Performance on the modified NINDS-CSN Harmonization protocol did not differ significantly between both groups, with the exception of language (p<0.001) before (Table 3) and after (Table S1) controlling for age, education, BMI and duration of diabetes. However, the test for the language domain, the modified 15-item Boston Naming Test, has a ceiling effect – all non-diabetics had a full score of 15/15 and diabetics scored between 14/15 to 15/15.
Blood biomarkers in Diabetics and Non-Diabetics.
Diabetics had significantly lower LDL (Mean (M) = 2.29 mmol/L, SD = 0.76, p = 0.009) and total cholesterol (M = 3.81 mmol/L, SD = 0.89, p = 0.004) levels than non-diabetics (M = 2.85 mmol/L, SD = 0.73; M = 4.56 mmol/L, SD = 0.97, respectively) (Figure 1a), but significantly higher glucose (M = 7.62 mmol/L, SD = 2.13 versus M = 4.91 mmol/L, SD = 0.44, p<0.001), insulin (M = 9.46 µM/mL, SD = 5.37 versus M = 6.22 µM/mL, SD = 2.82, p = 0.014), and insulin resistance (HOMA-IR) (M = 3.20, SD = 1.97 versus M = 1.39, SD = 0.75, p<0.001) (Figure 1b).

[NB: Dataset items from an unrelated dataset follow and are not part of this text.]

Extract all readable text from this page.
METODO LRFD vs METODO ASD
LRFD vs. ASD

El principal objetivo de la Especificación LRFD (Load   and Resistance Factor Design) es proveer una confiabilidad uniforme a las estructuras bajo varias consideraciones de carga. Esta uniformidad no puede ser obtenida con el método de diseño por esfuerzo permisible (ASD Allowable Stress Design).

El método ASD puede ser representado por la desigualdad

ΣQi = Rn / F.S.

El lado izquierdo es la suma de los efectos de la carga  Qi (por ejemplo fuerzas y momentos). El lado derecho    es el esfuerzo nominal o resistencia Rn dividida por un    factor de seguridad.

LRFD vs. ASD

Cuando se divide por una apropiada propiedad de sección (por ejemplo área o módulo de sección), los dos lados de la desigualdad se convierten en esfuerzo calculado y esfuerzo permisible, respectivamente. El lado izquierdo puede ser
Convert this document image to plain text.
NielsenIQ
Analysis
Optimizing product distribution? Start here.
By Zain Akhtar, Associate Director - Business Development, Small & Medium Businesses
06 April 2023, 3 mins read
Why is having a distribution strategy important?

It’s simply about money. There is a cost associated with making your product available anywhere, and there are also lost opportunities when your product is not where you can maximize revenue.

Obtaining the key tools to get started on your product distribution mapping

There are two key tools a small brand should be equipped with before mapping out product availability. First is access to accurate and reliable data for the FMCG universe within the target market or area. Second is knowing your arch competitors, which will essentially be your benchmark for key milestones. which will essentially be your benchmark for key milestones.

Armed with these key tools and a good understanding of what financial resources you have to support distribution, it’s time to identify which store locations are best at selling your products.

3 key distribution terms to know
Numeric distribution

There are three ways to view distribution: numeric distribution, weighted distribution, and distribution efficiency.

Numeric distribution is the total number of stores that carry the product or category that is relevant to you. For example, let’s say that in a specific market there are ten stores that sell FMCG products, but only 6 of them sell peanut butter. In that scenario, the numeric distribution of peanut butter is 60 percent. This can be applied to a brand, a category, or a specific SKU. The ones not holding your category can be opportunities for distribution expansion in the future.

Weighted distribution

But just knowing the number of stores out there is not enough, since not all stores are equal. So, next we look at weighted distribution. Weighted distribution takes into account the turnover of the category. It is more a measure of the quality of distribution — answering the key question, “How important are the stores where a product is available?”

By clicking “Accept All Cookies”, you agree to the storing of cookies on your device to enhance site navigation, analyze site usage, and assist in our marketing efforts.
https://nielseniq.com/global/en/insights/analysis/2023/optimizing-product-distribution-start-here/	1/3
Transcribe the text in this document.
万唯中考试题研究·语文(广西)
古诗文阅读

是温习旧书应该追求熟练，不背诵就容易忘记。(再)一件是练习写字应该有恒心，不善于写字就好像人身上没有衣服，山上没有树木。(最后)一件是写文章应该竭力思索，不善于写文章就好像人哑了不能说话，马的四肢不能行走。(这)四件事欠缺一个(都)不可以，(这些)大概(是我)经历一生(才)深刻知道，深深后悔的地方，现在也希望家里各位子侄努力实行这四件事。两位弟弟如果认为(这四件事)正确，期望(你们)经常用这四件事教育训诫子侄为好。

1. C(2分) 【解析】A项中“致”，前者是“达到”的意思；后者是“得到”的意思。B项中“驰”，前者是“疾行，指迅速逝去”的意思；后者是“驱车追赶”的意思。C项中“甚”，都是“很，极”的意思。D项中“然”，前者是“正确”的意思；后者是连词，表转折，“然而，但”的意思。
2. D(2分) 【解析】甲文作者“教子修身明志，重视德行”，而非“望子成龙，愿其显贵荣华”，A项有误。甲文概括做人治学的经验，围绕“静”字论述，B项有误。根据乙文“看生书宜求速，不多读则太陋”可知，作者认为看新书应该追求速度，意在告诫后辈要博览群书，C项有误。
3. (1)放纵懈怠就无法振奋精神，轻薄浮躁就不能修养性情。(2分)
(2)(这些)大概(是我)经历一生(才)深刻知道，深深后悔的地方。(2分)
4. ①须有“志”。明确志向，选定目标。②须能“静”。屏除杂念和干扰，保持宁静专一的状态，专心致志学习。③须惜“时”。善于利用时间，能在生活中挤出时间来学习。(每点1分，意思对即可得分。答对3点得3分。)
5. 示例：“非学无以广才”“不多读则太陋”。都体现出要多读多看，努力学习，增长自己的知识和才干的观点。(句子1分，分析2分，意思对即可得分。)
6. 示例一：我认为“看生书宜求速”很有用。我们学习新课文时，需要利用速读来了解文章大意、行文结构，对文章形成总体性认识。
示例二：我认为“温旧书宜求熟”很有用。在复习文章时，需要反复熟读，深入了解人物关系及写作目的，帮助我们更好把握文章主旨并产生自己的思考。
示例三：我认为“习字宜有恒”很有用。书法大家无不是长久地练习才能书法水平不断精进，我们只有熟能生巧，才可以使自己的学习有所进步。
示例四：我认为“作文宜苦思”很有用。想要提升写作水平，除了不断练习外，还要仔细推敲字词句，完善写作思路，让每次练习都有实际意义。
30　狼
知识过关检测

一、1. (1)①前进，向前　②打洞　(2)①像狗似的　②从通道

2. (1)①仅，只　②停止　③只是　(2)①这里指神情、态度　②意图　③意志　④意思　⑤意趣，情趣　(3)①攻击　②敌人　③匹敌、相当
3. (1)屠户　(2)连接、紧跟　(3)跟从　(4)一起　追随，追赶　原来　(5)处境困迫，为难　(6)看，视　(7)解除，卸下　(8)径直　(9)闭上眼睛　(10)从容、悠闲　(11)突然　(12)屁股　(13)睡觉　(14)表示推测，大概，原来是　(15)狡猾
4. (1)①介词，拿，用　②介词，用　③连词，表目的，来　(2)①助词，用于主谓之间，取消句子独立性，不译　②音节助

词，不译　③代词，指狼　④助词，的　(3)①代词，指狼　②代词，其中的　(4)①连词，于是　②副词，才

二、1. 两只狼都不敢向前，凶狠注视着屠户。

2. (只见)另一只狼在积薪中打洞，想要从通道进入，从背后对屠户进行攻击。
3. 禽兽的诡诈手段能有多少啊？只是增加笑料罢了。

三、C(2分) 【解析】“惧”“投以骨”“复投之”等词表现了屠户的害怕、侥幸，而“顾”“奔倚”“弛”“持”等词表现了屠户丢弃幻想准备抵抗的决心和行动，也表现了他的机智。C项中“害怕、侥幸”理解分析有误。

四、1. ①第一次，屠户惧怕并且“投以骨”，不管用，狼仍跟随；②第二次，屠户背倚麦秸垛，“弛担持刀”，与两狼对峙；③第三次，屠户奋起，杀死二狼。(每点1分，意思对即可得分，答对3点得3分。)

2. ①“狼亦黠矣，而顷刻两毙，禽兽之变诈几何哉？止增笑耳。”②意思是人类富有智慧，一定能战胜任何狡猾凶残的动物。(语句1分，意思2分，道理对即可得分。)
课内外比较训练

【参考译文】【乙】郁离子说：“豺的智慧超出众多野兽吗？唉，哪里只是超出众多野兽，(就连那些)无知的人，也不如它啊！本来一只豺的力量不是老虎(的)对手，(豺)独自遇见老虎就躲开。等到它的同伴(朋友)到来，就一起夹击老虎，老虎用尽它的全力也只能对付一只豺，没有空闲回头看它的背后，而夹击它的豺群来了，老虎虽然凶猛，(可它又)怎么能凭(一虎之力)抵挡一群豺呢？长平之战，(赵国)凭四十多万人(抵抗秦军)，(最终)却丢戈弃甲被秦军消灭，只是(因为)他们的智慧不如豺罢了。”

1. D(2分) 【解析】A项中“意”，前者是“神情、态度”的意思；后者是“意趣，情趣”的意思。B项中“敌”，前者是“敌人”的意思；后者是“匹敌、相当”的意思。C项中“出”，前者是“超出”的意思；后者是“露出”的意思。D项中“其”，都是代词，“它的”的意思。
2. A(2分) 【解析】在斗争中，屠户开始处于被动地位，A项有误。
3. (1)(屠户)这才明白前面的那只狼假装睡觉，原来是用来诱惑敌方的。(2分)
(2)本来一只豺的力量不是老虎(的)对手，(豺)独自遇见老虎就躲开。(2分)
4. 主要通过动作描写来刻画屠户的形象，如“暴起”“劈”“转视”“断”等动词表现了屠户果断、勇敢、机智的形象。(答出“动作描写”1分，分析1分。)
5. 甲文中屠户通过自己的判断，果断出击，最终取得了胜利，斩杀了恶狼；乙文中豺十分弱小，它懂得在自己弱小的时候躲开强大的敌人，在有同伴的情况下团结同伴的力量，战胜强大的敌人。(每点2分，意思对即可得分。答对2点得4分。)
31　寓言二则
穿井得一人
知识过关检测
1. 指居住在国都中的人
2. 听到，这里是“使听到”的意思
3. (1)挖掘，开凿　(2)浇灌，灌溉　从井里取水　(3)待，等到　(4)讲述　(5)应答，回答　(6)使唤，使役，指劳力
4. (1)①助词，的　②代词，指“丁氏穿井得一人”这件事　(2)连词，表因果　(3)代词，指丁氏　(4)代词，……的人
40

(A) The level of blood HDL, LDL, TG and cholesterol in diabetics (n = 40, grey) and non-diabetics (n = 20, white) subjects. (B) The level of blood glucose and insulin in diabetics (n = 40, grey) and non-diabetics (n = 20, white) subjects. HOMA-IR values are computed with the measured blood glucose and insulin levels using the formula given in the methods section . Each value represents the mean ± SD of duplicate assays for individual samples (*p = 0.009; **p = 0.004; ***p<0.001; ****p = 0.014, using Student's t-test).
Inter- and Intra-subject Variability of Biomarkers in Diabetics and Non-Diabetics.
The four parameters tested in the blood lipid panel have above acceptable test-retest reliability across visits for both diabetics and non-diabetics (ICC = 0.86–0.96). The ICC was approximately equivalent between diabetics and non-diabetics for cholesterol, HDL and LDL (Table 4).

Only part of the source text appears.